The efficacy of functional fatty acids may be improved when they are components of monoglycerides (glycerol + a single functional fatty acid) [138]. The potential advantage of monoglycerides over functional fatty acids is due to their ability to form micelles at lower concentrations compared with fatty acids, which aids in disrupting the phospholipid membranes of bacteria [323]. Furthermore, encapsulating or coating functional fatty acids can enhance their efficacy by slowing their absorption in the intestinal tract [324].

Unlike other antimicrobial growth promoter alternatives, bacteriophages have host specificity [325]. Generally, bacteriophage cocktails consist of bacteriophages targeting different pathogenic bacteria to which pigs are susceptible. For example, most of the bacteriophages used in previous pig studies contained E. coli, Clostridium perfringens, Salmonella, or Staphylococcus aureus [37,38,153,326,327]. Bacteriophage cocktails decreased the abundance of their target bacteria (Clostridium spp.) in cecal digesta and feces of nursery pigs as expected [37,153,326]. However, the bacteriophage cocktails also reduced the abundance of untargeted pathogenic bacteria (Coliform and Escherichia-Shigella), whereas increased the abundance of beneficial bacteria (Lactobacillus spp., Bifidobacterium spp., Lactobacilaceae, and Eubacterium) in digesta or feces of nursery pigs, and the reason for this remains unclear [37,38,153,326,327]. The suppression of pathogenic bacteria and the increased proliferation of beneficial bacteria may potentially enhance villus height in the small intestine, which in turn can improve nutrient digestibility of pigs, as demonstrated in previous studies on bacteriophages [37,38,153,326]. Furthermore, bacteriophages can also improve the integrity of tight junction proteins in the small intestine by inhibiting pathogenic bacteria that damage intestinal integrity, which contributes to improved growth of pigs [325]. The supplementation of bacteriophages targeting E. coli, Clostridium perfringens, Salmonella, or Staphylococcus aureus resulted in an average increase of 8.0% in body weight gain and 7.5% in gain to feed ratio of nursery pigs [37,38,153,326,327].

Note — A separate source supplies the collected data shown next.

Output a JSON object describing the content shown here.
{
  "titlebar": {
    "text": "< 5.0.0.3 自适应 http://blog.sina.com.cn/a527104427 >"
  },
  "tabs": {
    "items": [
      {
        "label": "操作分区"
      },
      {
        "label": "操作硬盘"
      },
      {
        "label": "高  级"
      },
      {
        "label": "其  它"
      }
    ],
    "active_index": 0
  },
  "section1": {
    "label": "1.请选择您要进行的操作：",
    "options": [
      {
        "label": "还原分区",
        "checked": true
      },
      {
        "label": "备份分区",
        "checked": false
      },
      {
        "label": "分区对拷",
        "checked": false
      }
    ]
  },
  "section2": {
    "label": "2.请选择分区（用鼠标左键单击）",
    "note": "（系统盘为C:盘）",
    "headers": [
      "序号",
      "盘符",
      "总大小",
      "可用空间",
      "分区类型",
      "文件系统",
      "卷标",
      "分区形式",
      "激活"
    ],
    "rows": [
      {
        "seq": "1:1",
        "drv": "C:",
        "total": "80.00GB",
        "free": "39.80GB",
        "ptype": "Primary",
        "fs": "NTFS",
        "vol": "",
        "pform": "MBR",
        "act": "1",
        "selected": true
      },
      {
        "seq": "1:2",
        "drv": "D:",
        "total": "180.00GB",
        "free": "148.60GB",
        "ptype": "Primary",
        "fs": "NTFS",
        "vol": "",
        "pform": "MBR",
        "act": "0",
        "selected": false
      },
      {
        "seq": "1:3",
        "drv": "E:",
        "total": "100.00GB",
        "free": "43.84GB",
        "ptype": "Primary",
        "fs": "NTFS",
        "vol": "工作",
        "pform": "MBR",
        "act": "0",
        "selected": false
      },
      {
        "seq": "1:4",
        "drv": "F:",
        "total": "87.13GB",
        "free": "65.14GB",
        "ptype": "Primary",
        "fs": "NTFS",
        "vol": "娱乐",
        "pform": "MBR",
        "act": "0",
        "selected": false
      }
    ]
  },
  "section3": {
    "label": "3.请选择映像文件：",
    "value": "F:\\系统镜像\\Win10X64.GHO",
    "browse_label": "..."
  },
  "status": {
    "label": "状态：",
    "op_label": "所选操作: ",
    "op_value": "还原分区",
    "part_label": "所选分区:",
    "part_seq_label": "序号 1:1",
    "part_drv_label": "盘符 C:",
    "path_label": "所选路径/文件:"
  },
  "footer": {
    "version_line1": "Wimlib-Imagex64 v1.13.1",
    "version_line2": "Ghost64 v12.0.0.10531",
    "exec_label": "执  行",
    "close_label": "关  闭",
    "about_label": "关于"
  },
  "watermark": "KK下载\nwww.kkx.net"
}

6. Comparison of Antimicrobial Growth Promoters and Their Alternatives and Future Research

Antimicrobial growth promoters (bacitracin and carbadox) and their alternatives (organic acid, phytobiotics, probiotics, postbiotics, functional fatty acids, and bacteriophages) modulate intestinal microbiota of pigs through distinct mechanisms. Despite their different mechanisms, antimicrobial growth promoters and their alternatives positively modulate luminal or mucosa-associated microbiota in most cases by promoting beneficial bacteria and suppressing potentially pathogenic bacteria (Table 1, Table 2, Table 3, Table 4 and Table 5). However, antimicrobial growth promoters potentially wipe out beneficial bacteria as well as pathogenic bacteria in the intestinal tract of pigs, which might cause dysbiosis of intestinal microbiota. In contrast to antimicrobial growth promoters, bacteriophages are designed to target only specific pathogenic bacteria and should not directly kill beneficial bacteria.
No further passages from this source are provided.